Les investisseurs en obligations du Trésor américain sont coincés entre le rocher de la menace russe en Ukraine et le durcissement de l'inflation.
L'indice des prix à la consommation pour le mois de janvier a enregistré une hausse de 7,5 % sur un an jeudi, ce qui a fait passer les rendements des bons du Trésor à 10 ans de référence {{23705|} brièvement au-dessus de 2 %. Les rendements ont de nouveau baissé vendredi, les États-Unis ayant averti que la Russie pourrait envahir son voisin dès cette semaine.
Lundi, le rendement à 10 ans a de nouveau augmenté, frôlant les 2 % après que le ministre russe des Affaires étrangères, Sergei Lavrov, a exhorté le président Vladimir Poutine à continuer de tenter une approche diplomatique pour apaiser ce que Poutine prétend être ses préoccupations en matière de sécurité. Au moment de la rédaction de cet article, le rendement de l'indice de référence est de nouveau supérieur à 2 %.
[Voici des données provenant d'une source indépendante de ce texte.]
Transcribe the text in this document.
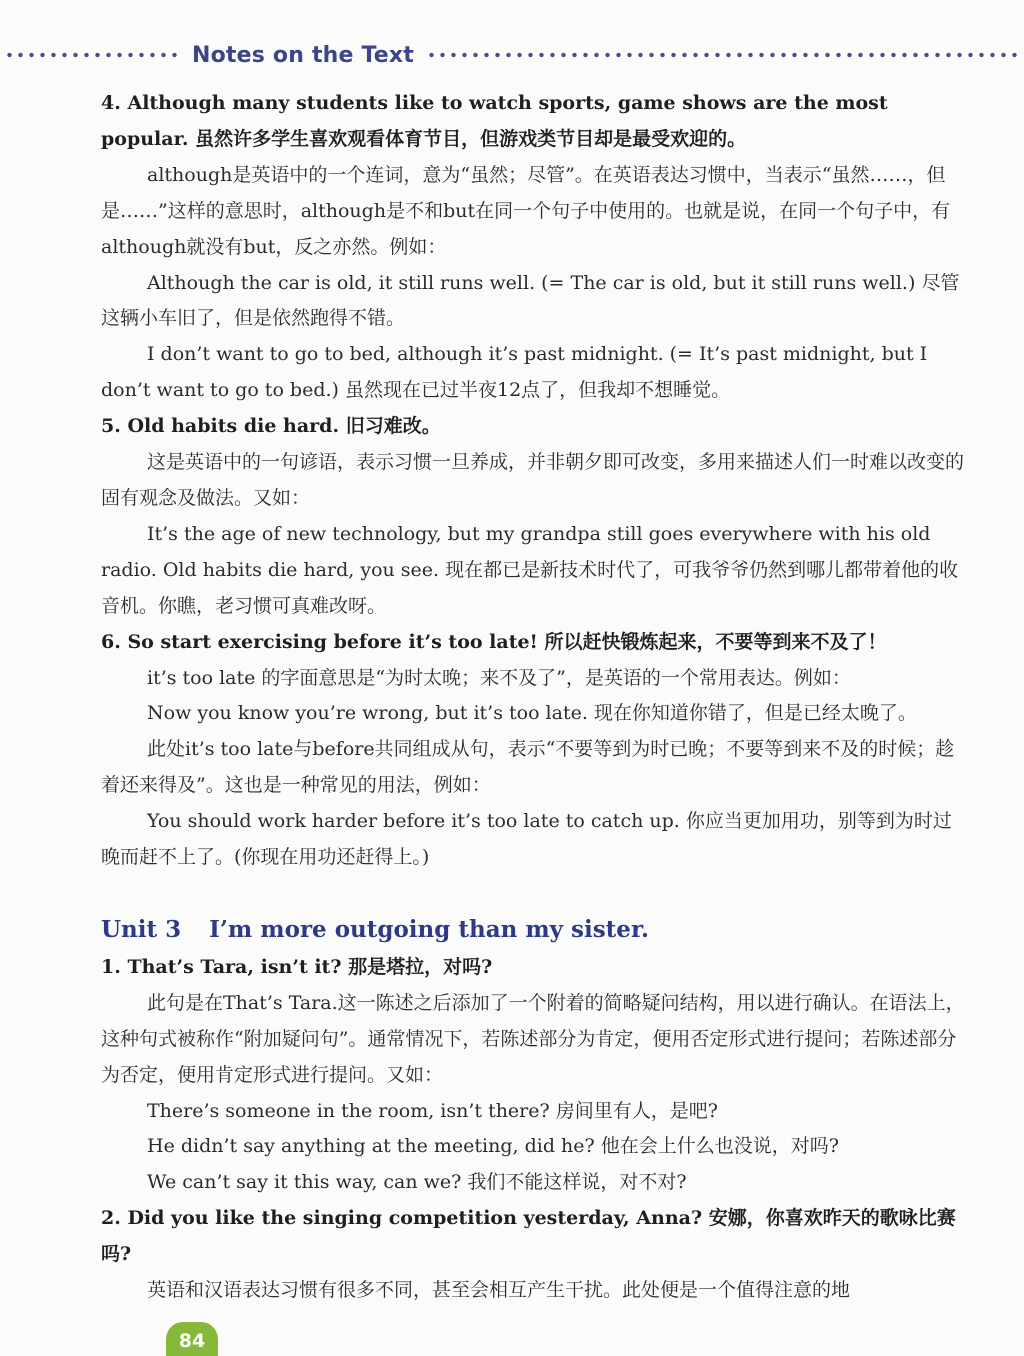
Notes on the Text

4. Although many students like to watch sports, game shows are the most popular. 虽然许多学生喜欢观看体育节目，但游戏类节目却是最受欢迎的。

although是英语中的一个连词，意为“虽然；尽管”。在英语表达习惯中，当表示“虽然……，但是……”这样的意思时，although是不和but在同一个句子中使用的。也就是说，在同一个句子中，有although就没有but，反之亦然。例如：

Although the car is old, it still runs well. (= The car is old, but it still runs well.) 尽管这辆小车旧了，但是依然跑得不错。

I don’t want to go to bed, although it’s past midnight. (= It’s past midnight, but I don’t want to go to bed.) 虽然现在已过半夜12点了，但我却不想睡觉。

5. Old habits die hard. 旧习难改。

这是英语中的一句谚语，表示习惯一旦养成，并非朝夕即可改变，多用来描述人们一时难以改变的固有观念及做法。又如：

It’s the age of new technology, but my grandpa still goes everywhere with his old radio. Old habits die hard, you see. 现在都已是新技术时代了，可我爷爷仍然到哪儿都带着他的收音机。你瞧，老习惯可真难改呀。

6. So start exercising before it’s too late! 所以赶快锻炼起来，不要等到来不及了！

it’s too late 的字面意思是“为时太晚；来不及了”，是英语的一个常用表达。例如：

Now you know you’re wrong, but it’s too late. 现在你知道你错了，但是已经太晚了。

此处it’s too late与before共同组成从句，表示“不要等到为时已晚；不要等到来不及的时候；趁着还来得及”。这也是一种常见的用法，例如：

You should work harder before it’s too late to catch up. 你应当更加用功，别等到为时过晚而赶不上了。(你现在用功还赶得上。)

Unit 3 I’m more outgoing than my sister.

1. That’s Tara, isn’t it? 那是塔拉，对吗?

此句是在That’s Tara.这一陈述之后添加了一个附着的简略疑问结构，用以进行确认。在语法上，这种句式被称作“附加疑问句”。通常情况下，若陈述部分为肯定，便用否定形式进行提问；若陈述部分为否定，便用肯定形式进行提问。又如：

There’s someone in the room, isn’t there? 房间里有人，是吧?

He didn’t say anything at the meeting, did he? 他在会上什么也没说，对吗?

We can’t say it this way, can we? 我们不能这样说，对不对?

2. Did you like the singing competition yesterday, Anna? 安娜，你喜欢昨天的歌咏比赛吗?

英语和汉语表达习惯有很多不同，甚至会相互产生干扰。此处便是一个值得注意的地

84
Dans le même temps, les propos incendiaires vendredi et lundi du président de la Réserve fédérale de St. Louis, James Bullard, ont fait grimper les rendements des billets du Trésor à 2 ans à 1,6 %, soit le triple de leur niveau d'il y a trois mois, qui dépassait à peine 0,5 %. Ces obligations à court terme sont considérées comme plus sensibles aux variations du taux des fonds fédéraux au jour le jour.
Tout cela a conduit au très redouté aplatissement de la courbe de rendement - redouté parce qu'il signale souvent un ralentissement de l'économie, voire une récession, lorsque les bons du Trésor à court terme commencent à rapporter plus que ceux à long terme, dans ce qu'on appelle une inversion.
Les responsables de la politique monétaire ont réduit les attentes d'une augmentation d'un demi-point du taux des fonds fédéraux en mars, en dépit de l'attitude belliciste de M. Bullard. La lecture de l'inflation pour février, qui précède la réunion du Comité fédéral de l'open market, pourrait influencer la décision de la Fed, bien que la plupart des économistes s'attendent à ce que l'inflation en glissement annuel reste élevée dans tous les cas.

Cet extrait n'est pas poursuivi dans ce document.